For the first time in years, there is a credible reason to ask the question. There are also very good reasons to stay sceptical.
India hosted three Grands Prix — 2011, 2012 and 2013 — all won by Sebastian Vettel from pole at the Hermann Tilke-designed Buddh International Circuit near Greater Noida. The 2013 race clinched Vettel's fourth title. It was also the last: the event collapsed under a tax dispute, with Uttar Pradesh classifying F1 as "entertainment" rather than sport, and a 2017 Supreme Court ruling that F1's commercial rights holder had a taxable presence in India.
What's changed
The circuit's parent, Jaiprakash Associates, entered insolvency in 2024. In a process that ran through the courts, the Adani Group's resolution plan was cleared by the NCLAT on 4 May 2026 — and the Buddh circuit comes with the deal.
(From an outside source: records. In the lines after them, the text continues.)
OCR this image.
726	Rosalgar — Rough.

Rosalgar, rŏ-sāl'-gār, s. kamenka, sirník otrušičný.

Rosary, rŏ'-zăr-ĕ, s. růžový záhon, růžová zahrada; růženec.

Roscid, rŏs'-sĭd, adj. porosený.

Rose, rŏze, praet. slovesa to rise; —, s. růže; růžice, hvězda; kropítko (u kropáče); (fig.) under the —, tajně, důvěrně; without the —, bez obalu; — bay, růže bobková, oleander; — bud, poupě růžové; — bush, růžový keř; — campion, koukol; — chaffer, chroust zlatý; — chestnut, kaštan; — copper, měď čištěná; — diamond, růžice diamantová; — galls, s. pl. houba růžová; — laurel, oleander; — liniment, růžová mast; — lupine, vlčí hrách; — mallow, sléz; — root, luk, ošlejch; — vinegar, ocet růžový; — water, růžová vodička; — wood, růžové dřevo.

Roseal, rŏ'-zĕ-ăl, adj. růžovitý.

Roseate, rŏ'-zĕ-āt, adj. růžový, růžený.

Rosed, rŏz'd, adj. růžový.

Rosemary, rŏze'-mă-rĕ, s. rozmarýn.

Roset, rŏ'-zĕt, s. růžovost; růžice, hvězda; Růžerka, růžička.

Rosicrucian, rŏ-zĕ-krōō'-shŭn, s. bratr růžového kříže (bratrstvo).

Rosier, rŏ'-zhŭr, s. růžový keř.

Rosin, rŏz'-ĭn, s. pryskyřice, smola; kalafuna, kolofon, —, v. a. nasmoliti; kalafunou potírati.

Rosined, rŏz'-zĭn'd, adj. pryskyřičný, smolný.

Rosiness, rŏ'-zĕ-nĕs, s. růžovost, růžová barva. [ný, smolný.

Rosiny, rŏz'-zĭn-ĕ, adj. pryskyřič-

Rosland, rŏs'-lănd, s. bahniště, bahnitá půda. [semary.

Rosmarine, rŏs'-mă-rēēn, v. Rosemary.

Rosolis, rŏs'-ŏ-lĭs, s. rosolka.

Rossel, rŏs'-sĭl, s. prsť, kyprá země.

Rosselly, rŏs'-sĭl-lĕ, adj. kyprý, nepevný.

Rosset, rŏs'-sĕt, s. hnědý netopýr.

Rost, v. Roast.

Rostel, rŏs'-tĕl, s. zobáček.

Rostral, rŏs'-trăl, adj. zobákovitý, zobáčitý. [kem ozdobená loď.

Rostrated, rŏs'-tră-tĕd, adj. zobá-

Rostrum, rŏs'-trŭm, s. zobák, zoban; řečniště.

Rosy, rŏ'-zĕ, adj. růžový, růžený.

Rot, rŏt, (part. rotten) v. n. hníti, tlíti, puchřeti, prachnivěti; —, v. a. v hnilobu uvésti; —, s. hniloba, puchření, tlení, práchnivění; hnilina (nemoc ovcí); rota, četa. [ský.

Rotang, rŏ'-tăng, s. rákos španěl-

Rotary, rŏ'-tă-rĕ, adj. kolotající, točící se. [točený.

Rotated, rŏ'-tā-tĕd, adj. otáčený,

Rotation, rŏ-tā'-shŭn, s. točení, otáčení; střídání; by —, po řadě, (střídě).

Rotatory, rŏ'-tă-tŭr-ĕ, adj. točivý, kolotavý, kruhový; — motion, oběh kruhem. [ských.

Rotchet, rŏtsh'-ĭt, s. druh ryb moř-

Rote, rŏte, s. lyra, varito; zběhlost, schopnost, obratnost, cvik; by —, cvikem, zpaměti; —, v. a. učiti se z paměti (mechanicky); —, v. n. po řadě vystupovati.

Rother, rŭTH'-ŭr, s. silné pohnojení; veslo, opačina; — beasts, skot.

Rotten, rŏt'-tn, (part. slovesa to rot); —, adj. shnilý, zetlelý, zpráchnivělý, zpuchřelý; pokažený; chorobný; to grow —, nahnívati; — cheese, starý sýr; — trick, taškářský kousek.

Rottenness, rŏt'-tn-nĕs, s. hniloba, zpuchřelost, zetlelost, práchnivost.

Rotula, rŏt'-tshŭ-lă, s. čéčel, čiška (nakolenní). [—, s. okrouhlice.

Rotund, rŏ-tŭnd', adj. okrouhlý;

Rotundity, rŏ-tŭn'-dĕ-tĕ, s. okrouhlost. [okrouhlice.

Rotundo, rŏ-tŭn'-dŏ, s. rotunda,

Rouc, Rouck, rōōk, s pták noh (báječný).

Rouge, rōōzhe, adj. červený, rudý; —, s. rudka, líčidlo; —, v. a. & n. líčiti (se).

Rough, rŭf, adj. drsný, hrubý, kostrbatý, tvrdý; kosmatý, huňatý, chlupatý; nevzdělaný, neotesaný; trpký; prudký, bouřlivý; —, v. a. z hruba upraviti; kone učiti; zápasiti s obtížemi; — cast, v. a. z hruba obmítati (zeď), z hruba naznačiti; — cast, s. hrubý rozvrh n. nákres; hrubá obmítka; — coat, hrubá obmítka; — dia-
In February, Karan Adani said publicly he is "personally engaged in terms of bringing Formula 1 back to India."
The reality check
Ambition is not a contract. There is no commitment from F1's owners; the calendar is crowded at 22–24 races; hosting fees now run to tens of millions of dollars a year; and the "entertainment tax" problem that killed the race the first time has not actually been fixed in law. Analysts who follow this closely peg a realistic revival no earlier than 2027–2028, if at all.
So: real momentum, real obstacles. We'll believe the lights-out when we see them — but for the first time in a decade, it's worth watching.